Look at us, she thought. Adaptable, unassailable, built to last and ready for anything. The Dedburys, from a long line of illustrious, fantastic and successful artisans, business people, mothers, fathers, brothers, sisters and…

And why the hell had that cretin of a brother-in-law had to massacre everything? Why could he not see that the beauty of everything they had lay in how it was arranged, the inter-relationships, the fact that they got on so well, that they still got on so well, that they got on so well because they weren’t actually together. Sending her text messages almost every two hours was not in character, would not change a damn thing, was not on, would not win her over or make her push over the fantastic structure of the current generation of Dedburys. She would not betray her sister, her generation, her family, anyone. 
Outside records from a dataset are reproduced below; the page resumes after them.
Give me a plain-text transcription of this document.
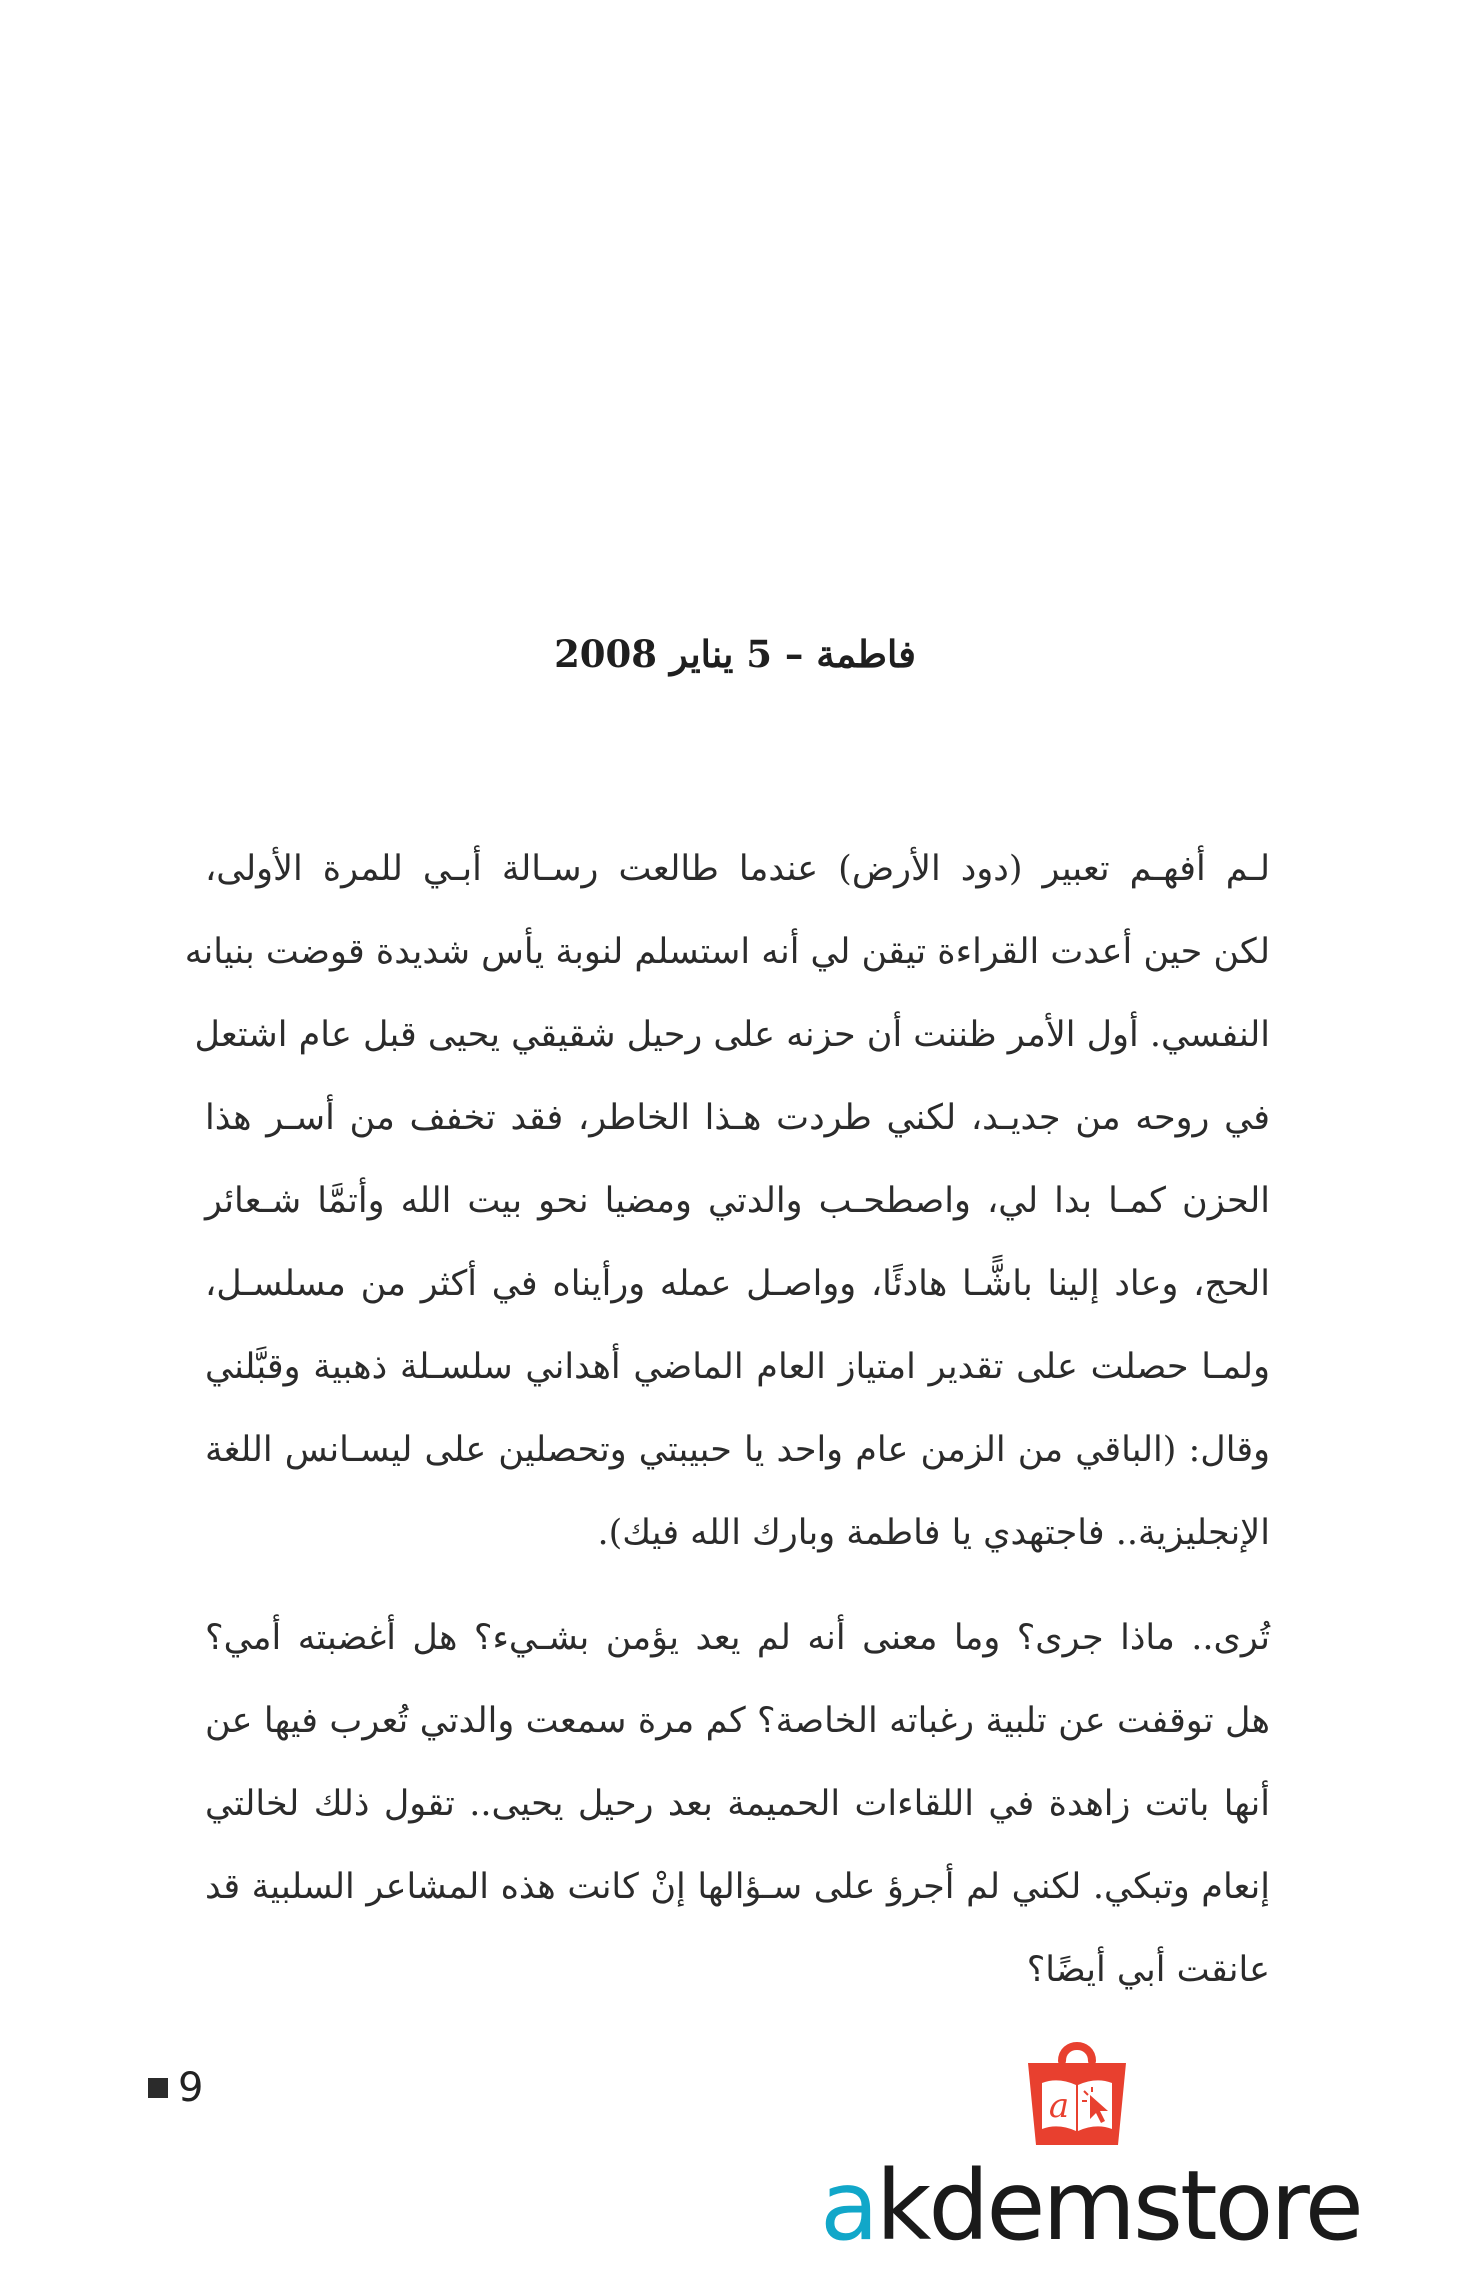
فاطمة – 5 يناير 2008

لـم أفهـم تعبير (دود الأرض) عندما طالعت رسـالة أبـي للمرة الأولى،
لكن حين أعدت القراءة تيقن لي أنه استسلم لنوبة يأس شديدة قوضت بنيانه
النفسي. أول الأمر ظننت أن حزنه على رحيل شقيقي يحيى قبل عام اشتعل
في روحه من جديـد، لكني طردت هـذا الخاطر، فقد تخفف من أسـر هذا
الحزن كمـا بدا لي، واصطحـب والدتي ومضيا نحو بيت الله وأتمَّا شـعائر
الحج، وعاد إلينا باشًّـا هادئًا، وواصـل عمله ورأيناه في أكثر من مسلسـل،
ولمـا حصلت على تقدير امتياز العام الماضي أهداني سلسـلة ذهبية وقبَّلني
وقال: (الباقي من الزمن عام واحد يا حبيبتي وتحصلين على ليسـانس اللغة
الإنجليزية.. فاجتهدي يا فاطمة وبارك الله فيك).

تُرى.. ماذا جرى؟ وما معنى أنه لم يعد يؤمن بشـيء؟ هل أغضبته أمي؟
هل توقفت عن تلبية رغباته الخاصة؟ كم مرة سمعت والدتي تُعرب فيها عن
أنها باتت زاهدة في اللقاءات الحميمة بعد رحيل يحيى.. تقول ذلك لخالتي
إنعام وتبكي. لكني لم أجرؤ على سـؤالها إنْ كانت هذه المشاعر السلبية قد
عانقت أبي أيضًا؟

9	a
akdemstore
IM GONNA TELL FRANKIE I LOVE YOU X he’d texted.

DONT. I DONT LOVE YOU. She’d texted back.

I KNOW YOU DO X

I WILL DENY IT. YOU WILL NOT HURT ME

I DONT WANT TO HURT YOU. WILL HURT YOUR SISTER THO. X

Look at us, thought Sandra, just look at this mess.

Frankie had found a song for this occasion, she thought. It was an old song, one from before they were born, but it was still good and apt. She found it now and Spotified it now through her loudest bluetooth speakers. And so having screamed the lyrics to the chorus of ‘Ordinary World’ by Duran Duran across her kitchen and into her study, Sandra Xanadu Dedbury sat down and got the hell on with her fantastic day.